Bruce carries off a magic trick, in his still life images he manages to give flowers human qualities, weeping, drooping tiredly, aging, young middle aged and then dying. They carry a great and terrible beauty, reminding us of our own limited time much as the greatest Old Master painters did in their time. Time passing haunts these stunningly beautiful fragile images. Surprisingly he uses wooden cameras and traditional wet darkroom procedures. A wizard making magic.
Bruce Rae, has exhibited widely including at Side Gallery, Michael Hoppen Gallery, Peter Fetterman Gallery, and his work is held in important collections such as The National Portrait Gallery, Bibliotechque Nationale, Texaco Collection of British Art, Arden and Anstruther, and Citibank.
Raes work comes out of a solid understanding of vintage photographic technique. He uses a wooden field camera, similar to those used in the 19th Century, and printing techniques, also from that era. Bruce Raes rich prints, have a quality that is not reproducible by any digital means and have a deep luminosity.
Toni Arden says: In the mid 1980s a box of photographs was left in reception at Saatchi and Saatchi for my husband, Paul Arden. No name, no phone number, just the box of beautiful flower prints. My husband treasured this box and always wondered who had left them.
In 2004 we opened a photographic gallery in Petworth and a man from the Photographic Society in Midhurst called in and asked Paul to give a talk to the society. On entering the flat in Midhurst where the talk was to take place he saw an image on the wall that he recognised as the work of the photographer who had left him the box of photographs many years before. The rest is history. Bruce Rae and his wife Anni became and remain solid friends.
Andrew Holligans photographs of the white washed windows of closed-down shops are blownup in scale and become Abstract Impressionist works in their own right. The unframed images are bonded onto glass with the exposed edges unpolished as if cut out directly from the shopfront window photographed. Born out of the political and economic climate of the late 1990s, with the growth of corporate retailing and the birth of online shopping, our high streets found themselves with a lot of empty shops with obscured windows. It is not surprising to find that Andrew studied architecture before taking up photography. In the 1980s and 90s he worked extensively in the US and Australia before settling down in London.

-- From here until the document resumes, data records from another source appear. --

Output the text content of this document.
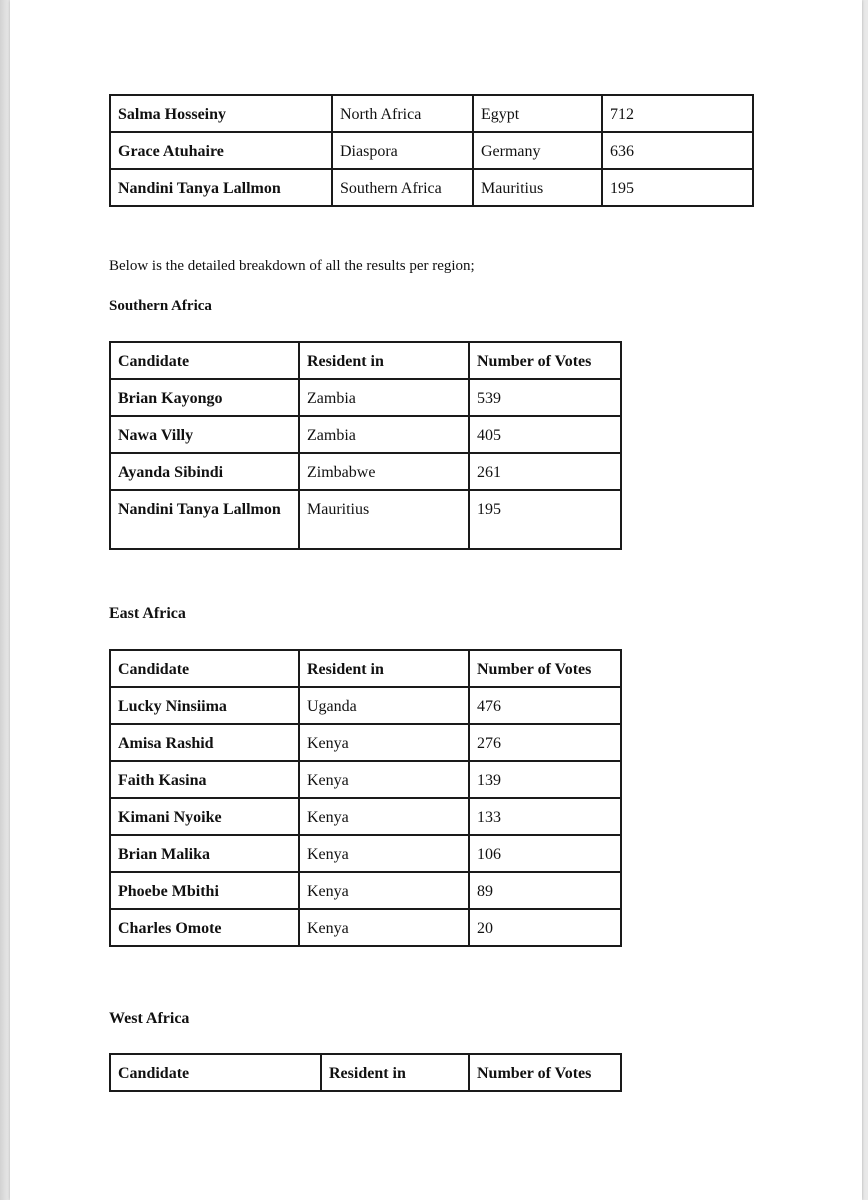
Salma Hosseiny	North Africa	Egypt	712

Grace Atuhaire	Diaspora	Germany	636

Nandini Tanya Lallmon	Southern Africa	Mauritius	195

Below is the detailed breakdown of all the results per region;

Southern Africa

Candidate	Resident in	Number of Votes

Brian Kayongo	Zambia	539

Nawa Villy	Zambia	405

Ayanda Sibindi	Zimbabwe	261

Nandini Tanya Lallmon	Mauritius	195

East Africa

Candidate	Resident in	Number of Votes

Lucky Ninsiima	Uganda	476

Amisa Rashid	Kenya	276

Faith Kasina	Kenya	139

Kimani Nyoike	Kenya	133

Brian Malika	Kenya	106

Phoebe Mbithi	Kenya	89

Charles Omote	Kenya	20

West Africa

Candidate	Resident in	Number of Votes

He produced a book on Dalston in East London featuring picaresque local characters Dalston in the 80s. It is a work of social significance as it shows what the area looked like before the hipsters moved in and the place became gentrified. In 2001 he moved to West Sussex. He uses the camera to explore his world and its physicality. At heart he says he still thinks of himself as a street photographer, where he started, grounded in the familiar and commonplace yet with his cameras lens transforming the ordinary into the extraordinary.
Gerry Castle spent most of his working life as a chief technician at the National Heart Hospital (London) the King Edward VII Hospital (London) and at the private clinic of Professor Sir Magdi Jacoub, the eminent heart surgeon. Now a part of his early life has come to light, the heart stopping photographs he took of Liverpool in the 1950s and 60s. These images show a city still suffering from WW2 damage revealing a Lowry like stripped back ambience.
These precious images emerged from Gerrys garden shed in 2005 and were the focus of a show at Arden and Anstruther Gallery in 2006. Bleak streets offer a counterpoint of children playing in front of their homes and in bombed out buildings. The black and white imagery is a powerful evocation of a city still reeling from the war, but whose peoples faces tell of the indomitable spirit of Liverpudlians. Gerry Castle lives now in West Sussex.